Analytical, logical and sequential American thinkers make up the highest ranks of most major American information companies. These left-brain characteristics (rooting from an early industrial revolution world) are becoming hard on the typical American business’s pocketbook, but there are emerging options. China is now the number one English-speaking country in the world. Their knowledge of the English language, their population and their enormous capacity for linear, left-brain tasks make their services the obvious choice for U.S. companies who are looking to outsource to reduce costs.

Meanwhile, the U.S. is in-sourcing manufacturing and distribution operations from international companies.

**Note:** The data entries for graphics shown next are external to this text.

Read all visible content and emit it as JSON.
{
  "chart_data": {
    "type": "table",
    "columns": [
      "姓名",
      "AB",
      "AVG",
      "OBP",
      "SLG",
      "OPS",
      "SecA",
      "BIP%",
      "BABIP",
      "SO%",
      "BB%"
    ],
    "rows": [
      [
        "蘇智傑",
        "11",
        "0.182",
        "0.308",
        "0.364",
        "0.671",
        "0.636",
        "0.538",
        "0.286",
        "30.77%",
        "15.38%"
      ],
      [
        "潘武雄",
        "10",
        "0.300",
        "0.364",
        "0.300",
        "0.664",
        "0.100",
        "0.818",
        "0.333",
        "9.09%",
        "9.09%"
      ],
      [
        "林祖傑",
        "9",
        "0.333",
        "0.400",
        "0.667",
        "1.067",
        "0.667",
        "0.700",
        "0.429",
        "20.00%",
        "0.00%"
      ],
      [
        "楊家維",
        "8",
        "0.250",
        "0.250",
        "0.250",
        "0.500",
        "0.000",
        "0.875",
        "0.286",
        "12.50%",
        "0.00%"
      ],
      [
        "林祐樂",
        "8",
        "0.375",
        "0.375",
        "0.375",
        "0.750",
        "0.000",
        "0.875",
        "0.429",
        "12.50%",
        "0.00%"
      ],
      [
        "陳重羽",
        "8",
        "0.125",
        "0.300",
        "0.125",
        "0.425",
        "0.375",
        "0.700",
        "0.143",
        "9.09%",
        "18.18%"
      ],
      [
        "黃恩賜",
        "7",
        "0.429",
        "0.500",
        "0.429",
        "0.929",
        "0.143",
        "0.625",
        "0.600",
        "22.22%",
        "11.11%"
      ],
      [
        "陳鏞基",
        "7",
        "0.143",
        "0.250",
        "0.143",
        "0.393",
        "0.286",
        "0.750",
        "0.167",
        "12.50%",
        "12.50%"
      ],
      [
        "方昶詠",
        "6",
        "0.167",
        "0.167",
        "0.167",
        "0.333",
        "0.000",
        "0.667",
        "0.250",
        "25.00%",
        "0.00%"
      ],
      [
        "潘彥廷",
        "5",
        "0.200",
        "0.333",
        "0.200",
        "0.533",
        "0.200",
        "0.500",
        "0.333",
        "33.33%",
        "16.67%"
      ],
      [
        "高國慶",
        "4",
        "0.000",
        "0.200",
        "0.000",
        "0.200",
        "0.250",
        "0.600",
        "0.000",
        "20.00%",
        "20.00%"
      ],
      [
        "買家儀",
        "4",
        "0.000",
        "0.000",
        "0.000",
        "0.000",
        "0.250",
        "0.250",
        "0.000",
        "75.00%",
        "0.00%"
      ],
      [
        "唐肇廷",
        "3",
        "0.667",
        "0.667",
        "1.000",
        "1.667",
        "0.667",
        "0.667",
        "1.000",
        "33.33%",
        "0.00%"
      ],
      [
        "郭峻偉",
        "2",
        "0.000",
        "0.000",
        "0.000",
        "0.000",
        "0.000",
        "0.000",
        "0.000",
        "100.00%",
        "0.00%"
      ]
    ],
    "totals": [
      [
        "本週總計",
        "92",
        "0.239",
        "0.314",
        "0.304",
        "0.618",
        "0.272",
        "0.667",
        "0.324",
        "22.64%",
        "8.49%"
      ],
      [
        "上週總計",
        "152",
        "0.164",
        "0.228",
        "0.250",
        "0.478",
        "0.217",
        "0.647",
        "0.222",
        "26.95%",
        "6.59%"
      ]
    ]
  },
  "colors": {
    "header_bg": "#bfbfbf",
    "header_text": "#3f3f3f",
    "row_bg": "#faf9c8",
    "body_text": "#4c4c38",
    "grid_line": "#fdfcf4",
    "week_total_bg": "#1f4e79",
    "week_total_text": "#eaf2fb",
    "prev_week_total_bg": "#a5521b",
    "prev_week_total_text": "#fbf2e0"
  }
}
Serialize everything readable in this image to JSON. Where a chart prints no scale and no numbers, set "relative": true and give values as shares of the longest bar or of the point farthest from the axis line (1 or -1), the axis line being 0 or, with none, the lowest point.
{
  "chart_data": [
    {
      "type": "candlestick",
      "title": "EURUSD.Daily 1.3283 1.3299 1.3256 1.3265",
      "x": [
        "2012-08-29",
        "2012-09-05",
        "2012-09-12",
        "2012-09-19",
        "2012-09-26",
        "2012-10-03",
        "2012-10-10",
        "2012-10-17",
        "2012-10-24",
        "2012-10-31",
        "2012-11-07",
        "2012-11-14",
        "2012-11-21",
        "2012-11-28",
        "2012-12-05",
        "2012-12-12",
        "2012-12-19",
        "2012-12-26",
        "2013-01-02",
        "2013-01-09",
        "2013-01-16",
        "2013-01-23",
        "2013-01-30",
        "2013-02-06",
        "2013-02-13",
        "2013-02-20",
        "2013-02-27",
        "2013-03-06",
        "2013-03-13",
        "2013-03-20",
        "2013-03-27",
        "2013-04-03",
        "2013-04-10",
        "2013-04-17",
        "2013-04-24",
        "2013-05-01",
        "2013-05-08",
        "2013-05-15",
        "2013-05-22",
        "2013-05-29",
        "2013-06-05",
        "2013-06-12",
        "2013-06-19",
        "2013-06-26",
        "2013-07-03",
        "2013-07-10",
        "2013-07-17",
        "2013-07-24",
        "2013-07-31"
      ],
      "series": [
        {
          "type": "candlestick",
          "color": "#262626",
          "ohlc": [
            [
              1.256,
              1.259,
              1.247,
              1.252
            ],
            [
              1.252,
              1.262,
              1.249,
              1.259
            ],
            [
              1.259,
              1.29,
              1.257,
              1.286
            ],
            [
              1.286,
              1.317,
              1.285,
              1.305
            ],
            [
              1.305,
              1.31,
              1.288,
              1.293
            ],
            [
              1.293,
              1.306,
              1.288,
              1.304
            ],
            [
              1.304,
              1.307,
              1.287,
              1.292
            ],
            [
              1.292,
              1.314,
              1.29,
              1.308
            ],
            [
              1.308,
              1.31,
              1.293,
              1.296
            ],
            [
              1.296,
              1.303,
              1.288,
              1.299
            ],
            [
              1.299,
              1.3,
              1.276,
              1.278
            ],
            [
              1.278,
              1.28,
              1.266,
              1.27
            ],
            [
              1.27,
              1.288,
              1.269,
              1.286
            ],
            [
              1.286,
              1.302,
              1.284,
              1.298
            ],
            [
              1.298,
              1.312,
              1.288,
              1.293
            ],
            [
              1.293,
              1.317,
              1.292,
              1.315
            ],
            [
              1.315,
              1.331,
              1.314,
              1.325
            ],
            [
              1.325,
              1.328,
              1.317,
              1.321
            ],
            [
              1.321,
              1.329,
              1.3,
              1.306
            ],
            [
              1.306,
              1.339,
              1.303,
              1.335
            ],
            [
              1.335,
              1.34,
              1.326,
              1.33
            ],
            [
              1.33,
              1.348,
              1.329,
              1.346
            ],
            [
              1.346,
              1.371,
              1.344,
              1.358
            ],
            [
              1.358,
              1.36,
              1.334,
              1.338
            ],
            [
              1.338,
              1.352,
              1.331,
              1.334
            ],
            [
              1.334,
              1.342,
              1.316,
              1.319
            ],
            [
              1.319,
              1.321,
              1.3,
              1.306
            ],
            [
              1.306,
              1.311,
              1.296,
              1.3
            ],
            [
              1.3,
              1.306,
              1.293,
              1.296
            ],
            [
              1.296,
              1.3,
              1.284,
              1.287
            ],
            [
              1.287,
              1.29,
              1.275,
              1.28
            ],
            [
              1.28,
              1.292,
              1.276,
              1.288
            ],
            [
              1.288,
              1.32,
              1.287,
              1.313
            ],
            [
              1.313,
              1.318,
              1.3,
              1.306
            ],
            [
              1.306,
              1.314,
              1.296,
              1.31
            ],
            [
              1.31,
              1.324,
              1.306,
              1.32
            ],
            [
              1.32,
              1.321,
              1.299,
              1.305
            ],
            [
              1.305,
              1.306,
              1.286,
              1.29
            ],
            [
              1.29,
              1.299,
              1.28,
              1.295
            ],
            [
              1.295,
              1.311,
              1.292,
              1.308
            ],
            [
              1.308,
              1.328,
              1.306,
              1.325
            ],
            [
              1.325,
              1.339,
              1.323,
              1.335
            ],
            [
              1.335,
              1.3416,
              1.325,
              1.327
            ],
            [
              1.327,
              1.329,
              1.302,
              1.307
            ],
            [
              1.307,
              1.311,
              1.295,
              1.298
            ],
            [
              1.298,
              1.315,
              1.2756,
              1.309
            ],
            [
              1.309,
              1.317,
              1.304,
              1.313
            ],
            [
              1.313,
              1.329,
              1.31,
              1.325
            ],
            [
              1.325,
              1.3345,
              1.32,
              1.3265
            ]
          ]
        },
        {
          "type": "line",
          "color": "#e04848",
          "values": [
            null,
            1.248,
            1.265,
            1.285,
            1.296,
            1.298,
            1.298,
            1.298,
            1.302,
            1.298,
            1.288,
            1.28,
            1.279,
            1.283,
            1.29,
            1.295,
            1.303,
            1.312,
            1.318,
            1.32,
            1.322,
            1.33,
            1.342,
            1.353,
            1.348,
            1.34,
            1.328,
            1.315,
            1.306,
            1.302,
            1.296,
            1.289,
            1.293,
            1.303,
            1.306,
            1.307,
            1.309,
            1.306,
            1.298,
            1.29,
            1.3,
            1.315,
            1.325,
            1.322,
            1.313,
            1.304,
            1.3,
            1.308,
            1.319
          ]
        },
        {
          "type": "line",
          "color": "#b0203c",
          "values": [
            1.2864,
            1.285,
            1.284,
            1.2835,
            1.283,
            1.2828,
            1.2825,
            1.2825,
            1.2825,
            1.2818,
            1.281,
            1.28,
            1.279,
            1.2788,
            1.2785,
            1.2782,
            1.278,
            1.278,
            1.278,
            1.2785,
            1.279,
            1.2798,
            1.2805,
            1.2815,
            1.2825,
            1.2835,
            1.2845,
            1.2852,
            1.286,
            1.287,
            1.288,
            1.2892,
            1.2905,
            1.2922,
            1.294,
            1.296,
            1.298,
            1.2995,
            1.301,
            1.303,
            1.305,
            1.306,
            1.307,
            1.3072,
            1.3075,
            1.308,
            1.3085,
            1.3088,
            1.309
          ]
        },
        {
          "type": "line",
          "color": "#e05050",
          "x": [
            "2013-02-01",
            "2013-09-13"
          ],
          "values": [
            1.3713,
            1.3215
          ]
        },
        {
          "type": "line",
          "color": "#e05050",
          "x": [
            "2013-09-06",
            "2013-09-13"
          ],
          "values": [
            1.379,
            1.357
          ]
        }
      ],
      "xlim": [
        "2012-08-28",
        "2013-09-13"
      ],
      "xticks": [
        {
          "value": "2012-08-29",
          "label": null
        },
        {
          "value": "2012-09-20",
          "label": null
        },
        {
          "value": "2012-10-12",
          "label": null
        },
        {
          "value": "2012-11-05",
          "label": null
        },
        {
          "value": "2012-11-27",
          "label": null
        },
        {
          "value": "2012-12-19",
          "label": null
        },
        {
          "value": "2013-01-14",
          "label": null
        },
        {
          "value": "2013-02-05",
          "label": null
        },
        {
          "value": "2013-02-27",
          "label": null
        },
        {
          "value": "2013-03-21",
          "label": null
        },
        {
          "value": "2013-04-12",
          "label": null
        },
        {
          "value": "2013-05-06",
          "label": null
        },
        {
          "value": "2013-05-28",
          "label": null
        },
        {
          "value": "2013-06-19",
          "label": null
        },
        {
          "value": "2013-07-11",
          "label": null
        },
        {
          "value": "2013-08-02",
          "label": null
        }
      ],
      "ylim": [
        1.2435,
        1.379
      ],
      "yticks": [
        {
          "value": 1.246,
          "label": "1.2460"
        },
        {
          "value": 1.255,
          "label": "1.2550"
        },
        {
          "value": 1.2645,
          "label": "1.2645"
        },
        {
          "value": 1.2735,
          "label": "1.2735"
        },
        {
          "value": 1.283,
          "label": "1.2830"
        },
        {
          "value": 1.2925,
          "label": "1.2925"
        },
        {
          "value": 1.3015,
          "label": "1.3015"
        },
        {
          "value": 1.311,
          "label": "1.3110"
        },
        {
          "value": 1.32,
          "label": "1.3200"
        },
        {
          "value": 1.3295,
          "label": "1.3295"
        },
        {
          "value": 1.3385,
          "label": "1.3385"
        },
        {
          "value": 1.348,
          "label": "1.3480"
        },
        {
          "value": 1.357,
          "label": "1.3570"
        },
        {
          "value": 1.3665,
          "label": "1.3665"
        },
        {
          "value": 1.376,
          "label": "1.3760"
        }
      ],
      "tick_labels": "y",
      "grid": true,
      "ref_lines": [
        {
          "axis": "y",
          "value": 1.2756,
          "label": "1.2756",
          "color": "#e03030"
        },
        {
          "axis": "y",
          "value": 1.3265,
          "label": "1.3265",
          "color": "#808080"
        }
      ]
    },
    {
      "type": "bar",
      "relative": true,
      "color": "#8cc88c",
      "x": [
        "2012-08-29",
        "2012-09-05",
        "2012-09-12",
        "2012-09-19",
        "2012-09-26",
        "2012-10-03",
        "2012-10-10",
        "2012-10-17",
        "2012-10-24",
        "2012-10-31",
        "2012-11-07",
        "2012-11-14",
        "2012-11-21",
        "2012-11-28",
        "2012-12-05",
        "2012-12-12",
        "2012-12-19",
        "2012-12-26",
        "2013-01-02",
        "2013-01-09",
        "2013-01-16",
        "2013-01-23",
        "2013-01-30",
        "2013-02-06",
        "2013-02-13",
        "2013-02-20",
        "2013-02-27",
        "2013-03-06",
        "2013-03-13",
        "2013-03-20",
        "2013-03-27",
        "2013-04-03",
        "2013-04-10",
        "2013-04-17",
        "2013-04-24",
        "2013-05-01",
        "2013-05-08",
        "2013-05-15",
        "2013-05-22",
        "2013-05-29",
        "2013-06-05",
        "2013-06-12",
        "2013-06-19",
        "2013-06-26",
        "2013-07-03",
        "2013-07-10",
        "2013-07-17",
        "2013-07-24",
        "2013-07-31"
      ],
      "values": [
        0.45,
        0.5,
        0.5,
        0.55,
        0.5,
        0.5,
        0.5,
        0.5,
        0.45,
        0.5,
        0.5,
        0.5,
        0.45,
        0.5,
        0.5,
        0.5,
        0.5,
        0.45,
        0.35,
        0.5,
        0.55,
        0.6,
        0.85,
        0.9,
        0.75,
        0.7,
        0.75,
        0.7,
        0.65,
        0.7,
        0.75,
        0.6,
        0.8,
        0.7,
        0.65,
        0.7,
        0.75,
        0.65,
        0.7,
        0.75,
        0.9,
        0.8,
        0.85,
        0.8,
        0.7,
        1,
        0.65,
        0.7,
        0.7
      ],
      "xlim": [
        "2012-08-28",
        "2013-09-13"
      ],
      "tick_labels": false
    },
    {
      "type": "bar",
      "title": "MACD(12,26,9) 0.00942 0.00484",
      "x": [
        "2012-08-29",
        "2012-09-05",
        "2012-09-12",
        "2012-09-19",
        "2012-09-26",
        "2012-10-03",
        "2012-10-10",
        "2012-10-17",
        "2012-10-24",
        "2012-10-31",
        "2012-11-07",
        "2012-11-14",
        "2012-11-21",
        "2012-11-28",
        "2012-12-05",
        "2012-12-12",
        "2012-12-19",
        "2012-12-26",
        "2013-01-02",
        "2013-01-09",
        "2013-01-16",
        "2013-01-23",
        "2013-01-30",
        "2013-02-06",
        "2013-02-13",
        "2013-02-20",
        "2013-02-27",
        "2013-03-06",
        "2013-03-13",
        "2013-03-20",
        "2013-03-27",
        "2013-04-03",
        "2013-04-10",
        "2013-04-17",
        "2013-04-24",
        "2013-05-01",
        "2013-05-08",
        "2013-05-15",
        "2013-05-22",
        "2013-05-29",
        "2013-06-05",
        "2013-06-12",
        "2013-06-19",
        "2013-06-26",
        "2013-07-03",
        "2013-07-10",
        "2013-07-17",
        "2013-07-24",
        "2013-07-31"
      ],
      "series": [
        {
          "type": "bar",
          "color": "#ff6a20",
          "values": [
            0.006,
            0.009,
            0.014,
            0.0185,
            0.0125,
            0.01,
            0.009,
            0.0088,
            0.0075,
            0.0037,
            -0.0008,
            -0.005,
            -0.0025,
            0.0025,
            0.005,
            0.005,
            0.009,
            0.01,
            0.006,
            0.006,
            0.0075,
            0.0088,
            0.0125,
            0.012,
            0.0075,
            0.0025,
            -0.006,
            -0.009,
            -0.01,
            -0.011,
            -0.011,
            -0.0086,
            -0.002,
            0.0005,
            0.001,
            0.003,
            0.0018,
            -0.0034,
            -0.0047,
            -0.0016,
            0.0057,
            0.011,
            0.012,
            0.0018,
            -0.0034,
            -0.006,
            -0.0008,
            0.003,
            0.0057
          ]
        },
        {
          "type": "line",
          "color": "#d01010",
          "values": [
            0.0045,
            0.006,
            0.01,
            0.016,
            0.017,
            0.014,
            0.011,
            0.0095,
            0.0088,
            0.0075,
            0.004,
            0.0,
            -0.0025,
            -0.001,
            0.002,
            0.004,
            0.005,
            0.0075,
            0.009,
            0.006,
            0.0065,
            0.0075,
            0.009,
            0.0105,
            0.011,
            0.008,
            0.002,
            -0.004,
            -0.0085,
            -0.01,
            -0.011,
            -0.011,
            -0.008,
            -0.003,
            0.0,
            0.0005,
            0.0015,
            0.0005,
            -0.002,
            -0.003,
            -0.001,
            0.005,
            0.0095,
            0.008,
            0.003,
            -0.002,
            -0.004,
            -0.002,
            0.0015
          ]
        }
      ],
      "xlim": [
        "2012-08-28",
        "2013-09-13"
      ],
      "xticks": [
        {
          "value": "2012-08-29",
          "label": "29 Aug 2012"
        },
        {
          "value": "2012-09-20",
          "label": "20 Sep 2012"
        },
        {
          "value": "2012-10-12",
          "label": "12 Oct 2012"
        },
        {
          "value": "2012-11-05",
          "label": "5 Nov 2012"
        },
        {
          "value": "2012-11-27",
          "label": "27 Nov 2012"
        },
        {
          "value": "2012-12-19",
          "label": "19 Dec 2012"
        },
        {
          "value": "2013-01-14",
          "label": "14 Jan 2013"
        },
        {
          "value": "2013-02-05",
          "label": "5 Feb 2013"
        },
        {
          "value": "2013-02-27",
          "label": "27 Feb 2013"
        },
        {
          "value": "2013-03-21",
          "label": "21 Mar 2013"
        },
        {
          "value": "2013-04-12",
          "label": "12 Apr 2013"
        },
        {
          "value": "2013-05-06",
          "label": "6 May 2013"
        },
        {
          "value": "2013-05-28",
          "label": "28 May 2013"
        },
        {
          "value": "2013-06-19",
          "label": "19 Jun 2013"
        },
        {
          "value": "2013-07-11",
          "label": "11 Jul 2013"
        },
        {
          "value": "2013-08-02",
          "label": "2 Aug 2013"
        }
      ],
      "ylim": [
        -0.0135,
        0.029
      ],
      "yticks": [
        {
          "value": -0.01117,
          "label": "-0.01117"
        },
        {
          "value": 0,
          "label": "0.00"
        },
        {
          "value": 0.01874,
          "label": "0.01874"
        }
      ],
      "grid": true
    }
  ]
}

This means foreign companies are outsourcing the skills their domestic labor force is not cut out for. These foreign companies need right-brain, lateral thinking American workers to make all of their communications and deliverables culturally relevant for the Western market.

As author Tom Friedman puts it in his book, The World is Flat, this is a new, competitive frontier. Every member of a workforce has to use the strongest tool in their toolbox in order to compete. For the American workforce this means supporting training that focuses on pattern recognition, intuition and visualization. The most valuable U.S. workers are the people with skill sets that are extremely difficult to outsource: vision, lateral information processing, creativity, whole thinking, etc. (all extremely crucial traits of excellent management).

Best-selling author Daniel Pink’s 2005 book A Whole New Mind – Why Right-Brainers Will Rule the Future and his new book Drive – The Surprising Truth About What Motivates Us offers a similar insight. He justifies his prediction based on the fact that while American companies can outsource low-level clerical, computer technology, and “knowledge worker” skills, it’s the creative, high-touch, high-concept, artistic skills that will be needed in the future. Pink suggests that:

“the defining skills of the previous era- the “left brain” capabilities that powered the Industrial Age—are necessary, but no longer sufficient. And the capabilities we once disdained or thought frivolous—the “right-brain” qualities of inventiveness, empathy, joyfulness, and meaning—increasingly will determine who flourishes and who flounders.”

Bottom line: The whole world is becoming one massive labor force!

Every organization absolutely requires a healthy balance of left- and right-brain-dominate thinkers so tasks get done (left brain) and so that the tasks that are being done are relevant (right brain). Don’t cultivate a company culture that favors one over the other. Instead, get the most out of your labor force.